Bonney's poetry is indeed like a voice of the streets, or the view from a crowded London gutter. Go out into the Kingsland Road: it's that. His background is diverse and out of London (born 1969, Brighton), but it is difficult not to relate him essentially to East London (where everyone's background is diverse . . .) His poetry's viewpoint and experiences are those of the dispossessed and cast aside — not pathetically, not 'realistically', not sentimentally comic or nostalgic, but with a radiant fury fuelled by the harsh awareness of what this society's systems do to those they reject/who reject them. He is a poet like Bill Griffiths or Barry MacSweeney, giving voice to the ranter and the rebel. It is a genuinely Blakean poetry, burning in the fires of Experience.
He deserves to be the most popular poet in England Keith Tuma has declared.
His writing boils and stutters out, whether on the page, where Bonney's layout and typography are gloriously individual and expressive, upsetting all canons of communicative good taste; or in his performance, where the mingled energies and obstructions in the voiced language force your attention onto its nature and sources.
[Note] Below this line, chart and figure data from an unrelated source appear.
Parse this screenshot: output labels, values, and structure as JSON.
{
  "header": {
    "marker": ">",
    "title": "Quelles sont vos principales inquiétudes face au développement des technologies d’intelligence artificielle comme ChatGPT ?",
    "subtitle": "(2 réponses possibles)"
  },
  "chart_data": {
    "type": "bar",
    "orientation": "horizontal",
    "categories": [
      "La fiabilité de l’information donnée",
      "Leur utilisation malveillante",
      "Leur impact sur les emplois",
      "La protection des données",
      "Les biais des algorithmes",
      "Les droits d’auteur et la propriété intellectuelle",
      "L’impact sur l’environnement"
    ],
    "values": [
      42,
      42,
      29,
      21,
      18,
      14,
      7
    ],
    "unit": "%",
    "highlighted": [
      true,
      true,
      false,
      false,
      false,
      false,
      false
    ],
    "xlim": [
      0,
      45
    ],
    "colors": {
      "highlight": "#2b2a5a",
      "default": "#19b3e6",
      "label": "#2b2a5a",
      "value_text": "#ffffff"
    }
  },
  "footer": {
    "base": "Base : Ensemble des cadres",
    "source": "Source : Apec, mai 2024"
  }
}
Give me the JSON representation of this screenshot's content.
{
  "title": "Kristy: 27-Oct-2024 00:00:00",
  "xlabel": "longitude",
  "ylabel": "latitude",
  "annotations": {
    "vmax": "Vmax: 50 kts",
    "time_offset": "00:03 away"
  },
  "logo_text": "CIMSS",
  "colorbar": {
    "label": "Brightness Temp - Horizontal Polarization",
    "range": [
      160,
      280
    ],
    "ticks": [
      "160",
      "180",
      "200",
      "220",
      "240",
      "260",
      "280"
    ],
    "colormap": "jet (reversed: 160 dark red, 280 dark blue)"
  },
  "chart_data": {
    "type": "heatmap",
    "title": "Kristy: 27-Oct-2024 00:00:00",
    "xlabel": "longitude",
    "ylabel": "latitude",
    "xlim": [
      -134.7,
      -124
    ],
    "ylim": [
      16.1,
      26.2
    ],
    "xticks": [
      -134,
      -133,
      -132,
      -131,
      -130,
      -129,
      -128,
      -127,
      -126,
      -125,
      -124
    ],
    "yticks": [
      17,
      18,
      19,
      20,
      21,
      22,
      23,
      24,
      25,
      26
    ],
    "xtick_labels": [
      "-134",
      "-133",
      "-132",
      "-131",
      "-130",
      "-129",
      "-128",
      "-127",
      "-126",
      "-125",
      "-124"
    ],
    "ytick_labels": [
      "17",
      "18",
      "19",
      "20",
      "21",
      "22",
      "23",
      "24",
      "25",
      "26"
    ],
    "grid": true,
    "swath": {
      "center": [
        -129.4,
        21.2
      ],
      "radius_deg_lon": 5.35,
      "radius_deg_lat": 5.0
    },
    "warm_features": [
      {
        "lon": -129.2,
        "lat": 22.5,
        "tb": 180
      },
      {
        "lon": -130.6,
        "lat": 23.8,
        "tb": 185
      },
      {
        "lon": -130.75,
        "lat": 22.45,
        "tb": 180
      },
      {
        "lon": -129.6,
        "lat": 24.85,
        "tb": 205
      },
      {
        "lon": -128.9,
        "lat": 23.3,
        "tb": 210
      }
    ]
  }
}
Not language as any banal system-in-itself, but language as our pained resistance to and constant negotiations with the forces acting against us. It is very relevant that Bonney passed through Writers Forum, that great crucible for innovative oral poetry run by Bob Cobbing for many years.
I know that anything's performable, and on any level.
What may appear from outside as merely personally expressive and self-indulgent mannerisms, in other words, are a precise and controlled technique to allow an impersonal voicing of the otherwise unheard, to let it break through the framework of a language set up to deny its voice. It is a programmatic assault on the norms of literary discourse — or rather of the often so narrow confines of recent English literary discourse.
When I was 16 I read the Morrison/Motion anthology to find out what was going on in British writing, and was so bored I didn't even bother looking for any for about ten years. His breathtakingly free and forceful versions of Baudelaire in English are a victorious battle in this war against official English literary culture. The power his approach gives his writing is vast.
Bonney has engaged in low-tech publishing ventures with Jeff Hilson, and at present with Frances Kruk (yt communications). He and Hilson (and originally with David Miller) also run Crossing the Line, a monthly reading series, which is simply the best in London. (Usually first Wednesday in the month, at The Leather Exchange, 15 Leathermarket Street, London Bridge, SE1 3HN.)
Things to look out for and enjoy: cultural references from the suppressed and denied; energetic, powerful, indeed frightening, performance; breathtaking creativity with language in its utterance and through complex feats of parataxis; energy, energy, energy!